Action item: Separate the technologies and the teams that manage them. Like oil and water, avoid mixing.
As email archiving projects mature, risk mitigation will emerge as the primary objective. As discussed in the storage alert Separating email archiving technologies, the infrastructure email archiving and the exploitation of that archive to identify and mitigate risk have completely different characteristics, and will refresh on completely different cycles.
Email archiving infrastructure technologies and solutions will be common across most industries, and will respond to traditional and broad economies of scale. They will compete to be the platform of choice for the suppliers of exploiting technologies, and should be careful not to compete with these suppliers. New entrants such as Google and Microsoft are likely to exploit their distributed file services to offer web-based solutions. Outsourcing in general is likely to be a significant component of the industry.
Software based vendors that create solutions that identify and mitigate risk will compete based on the ability to integrate different sources of data and on specific industry knowledge. They will require and expect unfettered access to data sources such as an email archive, and will not support suppliers that compete with or impede them. The rewards for success are likely to be high and short term.
Action item: As the email archiving market realigns, vendors should choose where they compete carefully.
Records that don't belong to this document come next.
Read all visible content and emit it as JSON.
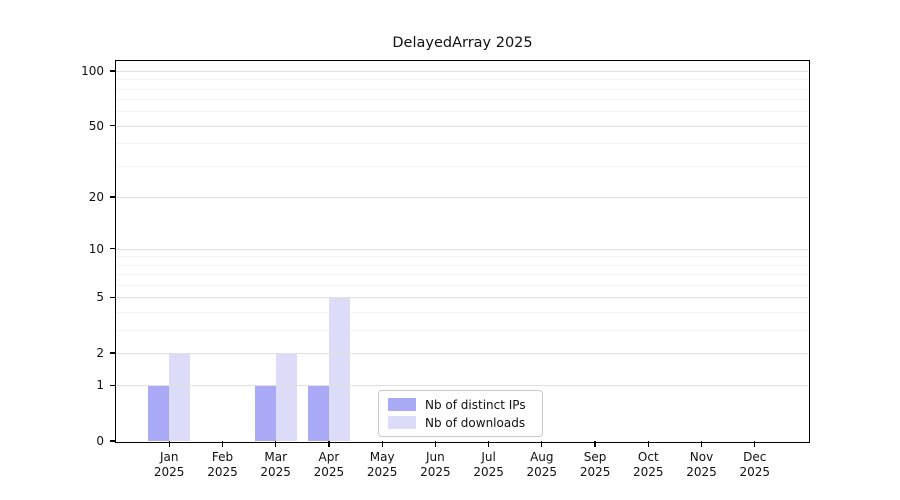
{
  "chart_data": {
    "type": "bar",
    "title": "DelayedArray 2025",
    "x_tick_labels": [
      "Jan\n2025",
      "Feb\n2025",
      "Mar\n2025",
      "Apr\n2025",
      "May\n2025",
      "Jun\n2025",
      "Jul\n2025",
      "Aug\n2025",
      "Sep\n2025",
      "Oct\n2025",
      "Nov\n2025",
      "Dec\n2025"
    ],
    "series": [
      {
        "name": "Nb of distinct IPs",
        "color": "#a9a9f5",
        "values": [
          1,
          0,
          1,
          1,
          0,
          0,
          0,
          0,
          0,
          0,
          0,
          0
        ]
      },
      {
        "name": "Nb of downloads",
        "color": "#dcdcf8",
        "values": [
          2,
          0,
          2,
          5,
          0,
          0,
          0,
          0,
          0,
          0,
          0,
          0
        ]
      }
    ],
    "y_axis": {
      "scale": "log1p",
      "tick_values": [
        0,
        1,
        2,
        5,
        10,
        20,
        50,
        100
      ],
      "minor_grid_values": [
        3,
        4,
        6,
        7,
        8,
        9,
        30,
        40,
        60,
        70,
        80,
        90
      ]
    },
    "legend": {
      "position": "lower center"
    },
    "colors": {
      "major_grid": "#e0e0e0",
      "minor_grid": "#f3f3f3",
      "axis_frame": "#000000",
      "text": "#111111"
    }
  }
}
Strategies that integrate infrastructure and risk analysis and mitigation technologies are unlikely to retain long-term economies of scale. Strategies that lock in customers by restricting their ability to exploit the data in the archive are very unlikely to retain traction.
If you're already using a service like Iron Mountain for offsite archiving (and even if you're not) it might make sense to consider outsourcing the archive. Organizations have many concerns from SOX to Bliley to Patriot Act, HIPPA and new Federal Rules of Civil Procedure. Keeping documents for a multi-year period --or emails forever in many cases for legal reasons-- is a big change that's occured over the past three to five years because emails are now considered legal documents.
Regulators often require companies to be able to bring up mission-critical applications and that often determines tiering requirements. For example, tier 1 mission-critical within six-to-twelve hours, tier 2 within twenty-four hours or tier 3 within seventy-two hours. Email often falls into tier 1 but after some number of days, they will often migrate to tier 2 or tier 3. This underscores the audit concerns organizations have and the need to make sure adequate processes are in place. Indeed, the lawyer community will often attack an organization's proceesses and procedures as a weak point in a case, sometimes flipping the burden of proof.
Outourcing the archive can, for somewhere between $3 - $7 per user per month get the SLA guarantees required to support these applications that internal IT may not be able to (or want to) worry about. Service level agreements here might include factors like the data hasn't been tampered with, all emails have been captured, procedures are in place and followed correctly, etc. The outsourcing vendor may not have all the bells and whistles functionality but process-wiese they're probably pretty up-to-date.
Action Item: Because risk reduction is the primary driver for email archiving, third party services should be considered as viable options to source the archive. This will allow organizations to more quickly deliver on the promises of the archiving initiative.